Monitor, kentsel mekânın dönüşümü üzerinden toplumun hafızasını sorguladığı “Burada Hiçbir Şey Olmadı” isimli sergide, Gülsün Karamustafa ve Chto Delat’ı ağırlıyor. Kültür için Alan destekli Monitor’ün İzmir Fuarı döneminde, 1938’de inşa edilip günümüze kadar ayakta kalan ve kentin hafıza merkezi olarak da tanımlayabileceğimiz Kültürpark’ta bulunan Pakistan Pavyonu’nu mekân olarak kullandığı sergi, 26 Ekim – 5 Kasım 2018 tarihleri arasında ziyaret edilebilir.
“Burada Hiçbir Şey Olmadı”, iktidarın, topluma hükmetme aracı olarak kullandığı mekânda yaptığı dönüşümlerle şekillendirdiği kentsel hafıza üzerinden, hatırladıklarımız ve henüz duymadıklarımız arasındaki mesafeyi katetmemiz için çağrıda bulunuyor.
Yaşamını ve çalışmalarını İstanbul’da sürdüren, Türkiye güncel sanatına yön vermiş önemli isimlerden sanatçı Gülsün Karamustafa, 2005 yılında gerçekleştirdiği çalışması “Meydanın Belleği”nde, bir meydanda yaşanan toplumsal olaylar ve bu meydanın yakınında oturan bir ailenin yaşadıklarına odaklanır. Toplumsal olaylarla şekillenen Taksim Meydanı’ndan dokümanter görüntülerin olduğu video, Osmanlı Dönemi’nde uçurulan ilk balonla başlar. Kimi zaman kutlama, kimi zaman direniş yeri olan meydanda ortak olan, bir araya gelme halidir. Pencerenin ardından görülenlerin yarattığı etkiyi ise, ne gördüklerini göremesek de duyduklarını işittiğimiz, meydanın yanı başında yaşayan aile fertlerinin tepkileri üzerinden değerlendiririz.
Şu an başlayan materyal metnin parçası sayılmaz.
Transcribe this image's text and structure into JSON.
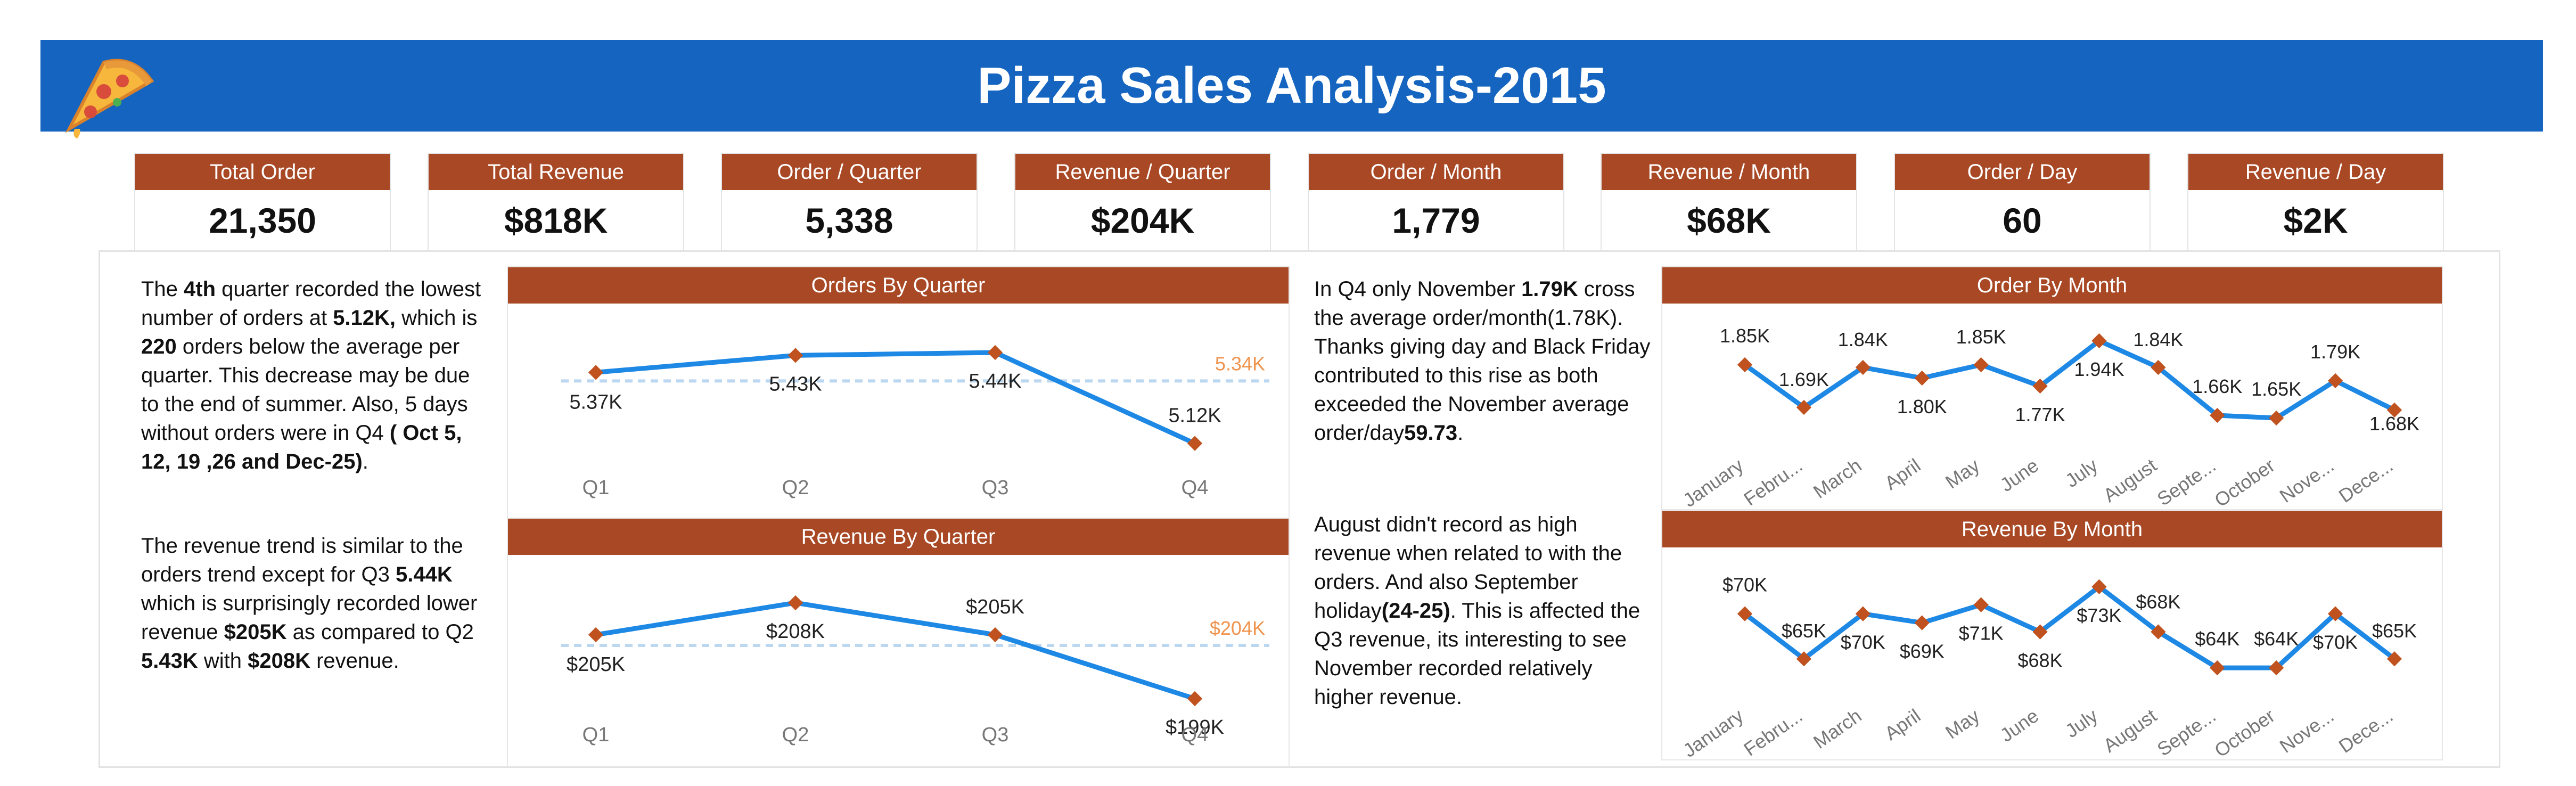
{
  "header": {
    "title": "Pizza Sales Analysis-2015"
  },
  "kpis": [
    {
      "label": "Total Order",
      "value": "21,350"
    },
    {
      "label": "Total Revenue",
      "value": "$818K"
    },
    {
      "label": "Order / Quarter",
      "value": "5,338"
    },
    {
      "label": "Revenue / Quarter",
      "value": "$204K"
    },
    {
      "label": "Order / Month",
      "value": "1,779"
    },
    {
      "label": "Revenue / Month",
      "value": "$68K"
    },
    {
      "label": "Order / Day",
      "value": "60"
    },
    {
      "label": "Revenue / Day",
      "value": "$2K"
    }
  ],
  "insights": {
    "orders_quarter": {
      "p1": "The ",
      "b1": "4th",
      "p2": " quarter recorded the lowest number of orders at ",
      "b2": "5.12K,",
      "p3": " which is ",
      "b3": "220",
      "p4": " orders below the average per quarter. This decrease may be due to the end of summer. Also, 5 days without orders were in Q4 ",
      "b4": "( Oct 5, 12, 19 ,26 and Dec-25)",
      "p5": "."
    },
    "revenue_quarter": {
      "p1": "The revenue trend is similar to the orders trend except for Q3 ",
      "b1": "5.44K",
      "p2": " which is surprisingly recorded lower revenue ",
      "b2": "$205K",
      "p3": " as compared to Q2 ",
      "b3": "5.43K",
      "p4": " with ",
      "b4": "$208K",
      "p5": " revenue."
    },
    "orders_month": {
      "p1": "In Q4 only November ",
      "b1": "1.79K",
      "p2": " cross the average order/month(1.78K). Thanks giving day and Black Friday contributed to this rise as both exceeded the November average order/day",
      "b2": "59.73",
      "p3": "."
    },
    "revenue_month": {
      "p1": "August didn't record as high revenue when related to with the orders. And also September holiday",
      "b1": "(24-25)",
      "p2": ". This is affected the Q3 revenue, its interesting to see November recorded relatively higher revenue."
    }
  },
  "colors": {
    "line": "#1e88e5",
    "marker": "#c0521f",
    "header": "#1565c0",
    "card_head": "#a84825",
    "avg_line": "#bcd7f0",
    "avg_label": "#f0934d"
  },
  "chart_data": [
    {
      "type": "line",
      "title": "Orders By Quarter",
      "categories": [
        "Q1",
        "Q2",
        "Q3",
        "Q4"
      ],
      "values": [
        5370,
        5430,
        5440,
        5120
      ],
      "data_labels": [
        "5.37K",
        "5.43K",
        "5.44K",
        "5.12K"
      ],
      "reference_line": {
        "value": 5340,
        "label": "5.34K"
      },
      "ylim": [
        5050,
        5500
      ]
    },
    {
      "type": "line",
      "title": "Revenue By Quarter",
      "categories": [
        "Q1",
        "Q2",
        "Q3",
        "Q4"
      ],
      "values": [
        205,
        208,
        205,
        199
      ],
      "data_labels": [
        "$205K",
        "$208K",
        "$205K",
        "$199K"
      ],
      "reference_line": {
        "value": 204,
        "label": "$204K"
      },
      "ylim": [
        197,
        210
      ]
    },
    {
      "type": "line",
      "title": "Order By Month",
      "categories": [
        "January",
        "Febru...",
        "March",
        "April",
        "May",
        "June",
        "July",
        "August",
        "Septe...",
        "October",
        "Nove...",
        "Dece..."
      ],
      "values": [
        1850,
        1690,
        1840,
        1800,
        1850,
        1770,
        1940,
        1840,
        1660,
        1650,
        1790,
        1680
      ],
      "data_labels": [
        "1.85K",
        "1.69K",
        "1.84K",
        "1.80K",
        "1.85K",
        "1.77K",
        "1.94K",
        "1.84K",
        "1.66K",
        "1.65K",
        "1.79K",
        "1.68K"
      ],
      "ylim": [
        1600,
        2000
      ]
    },
    {
      "type": "line",
      "title": "Revenue By Month",
      "categories": [
        "January",
        "Febru...",
        "March",
        "April",
        "May",
        "June",
        "July",
        "August",
        "Septe...",
        "October",
        "Nove...",
        "Dece..."
      ],
      "values": [
        70,
        65,
        70,
        69,
        71,
        68,
        73,
        68,
        64,
        64,
        70,
        65
      ],
      "data_labels": [
        "$70K",
        "$65K",
        "$70K",
        "$69K",
        "$71K",
        "$68K",
        "$73K",
        "$68K",
        "$64K",
        "$64K",
        "$70K",
        "$65K"
      ],
      "ylim": [
        62,
        75
      ]
    }
  ]
}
Yazar, sanatçı, eleştirmen ve felsefecilerden oluşan Rus kolektif Chto Delat’ın 2008’de başladığı müzikal üçlemesine, 2010 yılında ekledikleri son çalışma “The Tower: A Songspiel”de, Rusya’da yaşanan toplumsal olaylardan yola çıkılıyor. Dünyanın en büyük şirketlerinden biri olan Gazprom’un, genel merkezi olarak kullanmayı planladığı gökdelenin, kente getireceği faydaların yerel politikacılar, şirket yöneticileri, müze yöneticisi ve bir din adamı tarafından aktarıldığı videoda diğer köşede yer alanlar ise işçi, emekli, entelektüel, göçmen ve evsizlerin de aralarında bulunduğu toplumun farklı kesimlerinden kişilerden oluşuyor. UNESCO Dünya Mirası Alanı olarak kabul edilen Saint Petersburg’da yapılması planlanan gökdelen, kentin 18. yüzyıla ait tarihi dokusuna zarar vereceğinden, oldukça sert bir çatışmanın ortaya çıkmasına sebep oluyor. Direnişe rağmen tüm izinlerin alınıp, 2012’de inşasına başlanan gökdelen, tamamlandığında Avrupa’nın en yüksek binası olacak.